It’s lunch time in Dr. Richard LaDouceur’s laboratory and his mechanical engineering students are getting ready to put a tasty riblet on to barbecue with the goal of getting it a good ways past well done. Unfortunately, this riblet is not destined for nourishment, but instead is headed for the blender where it will be transformed from a tantalizing delicious morsel into a disgusting mash.
LaDouceur’s students will heat the mash until nothing’s left except a piece of biochar. Biochar resembles charcoal, and is the substance that is left over after biomass has been burned. A lot of research has been done on the properties of biochar made from agriculture or forest products. LaDouceur’s lab has focused on finding a way to turn hemp stalks into a viable biochar product.
“You can make it from any type of biomass,” LaDouceur noted.

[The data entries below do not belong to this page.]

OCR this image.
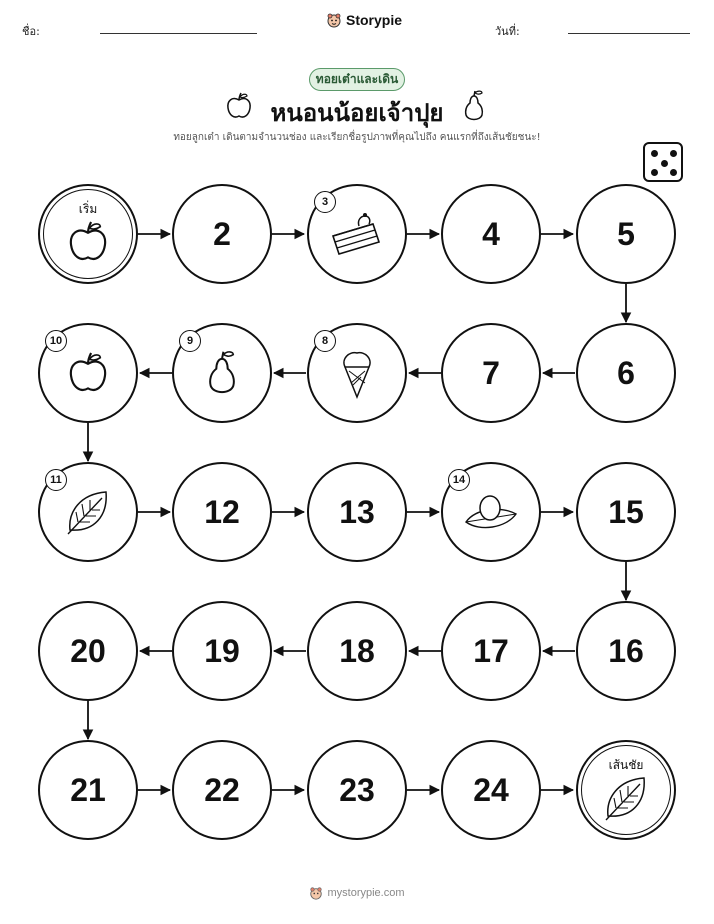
ชื่อ:
Storypie
วันที่:
ทอยเต๋าและเดิน
หนอนน้อยเจ้าปุย
ทอยลูกเต๋า เดินตามจำนวนช่อง และเรียกชื่อรูปภาพที่คุณไปถึง คนแรกที่ถึงเส้นชัยชนะ!
เริ่ม
2
3
4	5
6
7
8
9
10
11
12	13
14
15
16
17
18
19
20
21	22	23	24
เส้นชัย
mystorypie.com
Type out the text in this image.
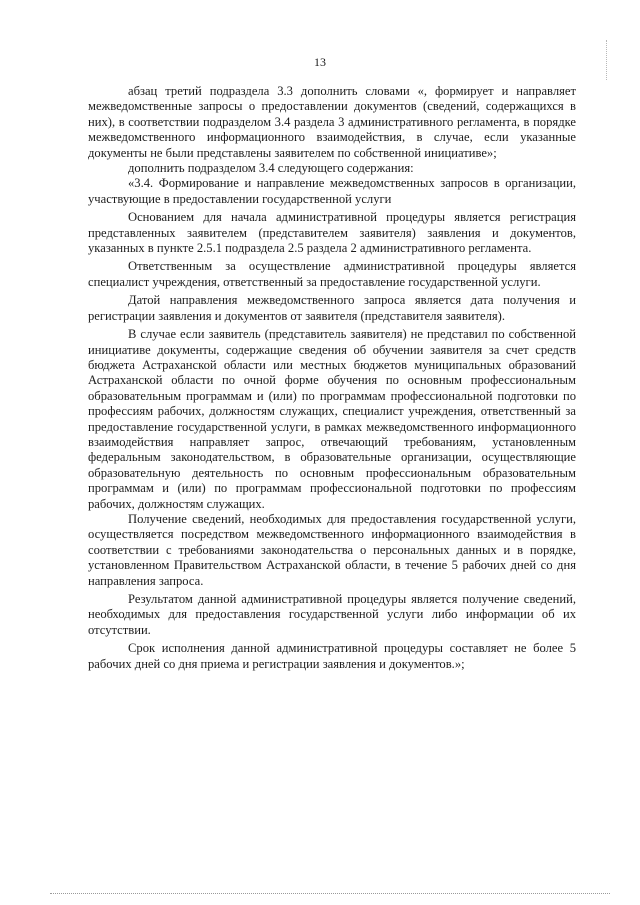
13

абзац третий подраздела 3.3 дополнить словами «, формирует и направляет межведомственные запросы о предоставлении документов (сведений, содержащихся в них), в соответствии подразделом 3.4 раздела 3 административного регламента, в порядке межведомственного информационного взаимодействия, в случае, если указанные документы не были представлены заявителем по собственной инициативе»;

дополнить подразделом 3.4 следующего содержания:

«3.4. Формирование и направление межведомственных запросов в организации, участвующие в предоставлении государственной услуги

Основанием для начала административной процедуры является регистрация представленных заявителем (представителем заявителя) заявления и документов, указанных в пункте 2.5.1 подраздела 2.5 раздела 2 административного регламента.

Ответственным за осуществление административной процедуры является специалист учреждения, ответственный за предоставление государственной услуги.

Датой направления межведомственного запроса является дата получения и регистрации заявления и документов от заявителя (представителя заявителя).

В случае если заявитель (представитель заявителя) не представил по собственной инициативе документы, содержащие сведения об обучении заявителя за счет средств бюджета Астраханской области или местных бюджетов муниципальных образований Астраханской области по очной форме обучения по основным профессиональным образовательным программам и (или) по программам профессиональной подготовки по профессиям рабочих, должностям служащих, специалист учреждения, ответственный за предоставление государственной услуги, в рамках межведомственного информационного взаимодействия направляет запрос, отвечающий требованиям, установленным федеральным законодательством, в образовательные организации, осуществляющие образовательную деятельность по основным профессиональным образовательным программам и (или) по программам профессиональной подготовки по профессиям рабочих, должностям служащих.

Получение сведений, необходимых для предоставления государственной услуги, осуществляется посредством межведомственного информационного взаимодействия в соответствии с требованиями законодательства о персональных данных и в порядке, установленном Правительством Астраханской области, в течение 5 рабочих дней со дня направления запроса.

Результатом данной административной процедуры является получение сведений, необходимых для предоставления государственной услуги либо информации об их отсутствии.

Срок исполнения данной административной процедуры составляет не более 5 рабочих дней со дня приема и регистрации заявления и документов.»;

Aside from being a fun experiment, the riblet experiment poses new opportunities for biochar experimentation. Students at Montana Tech’s food bank had been landfilling expired food, but soon it will find a new home in LaDouceur’s lab, which can produce about four kilograms of biochar per day. Every food product will have different properties, and varying potential to be used a biochar.
“If you can produce some value-added product from waste streams, you can reduce waste,” LaDouceur noted.
Finding new sources of biochar can also be big business. Fortune Business Insights, a research firm, estimated the global biochar market was worth $149.2 million in 2020. It is projected to grow to $360 million by 2028.
Some of biochar’s uses include carbon sequestration and agricultural soil amendment. LaDouceur is using the biochar his lab produces to test novel separation techniques for rare earth elements in experiments funded by the DEVCOM Army Research Laboratory.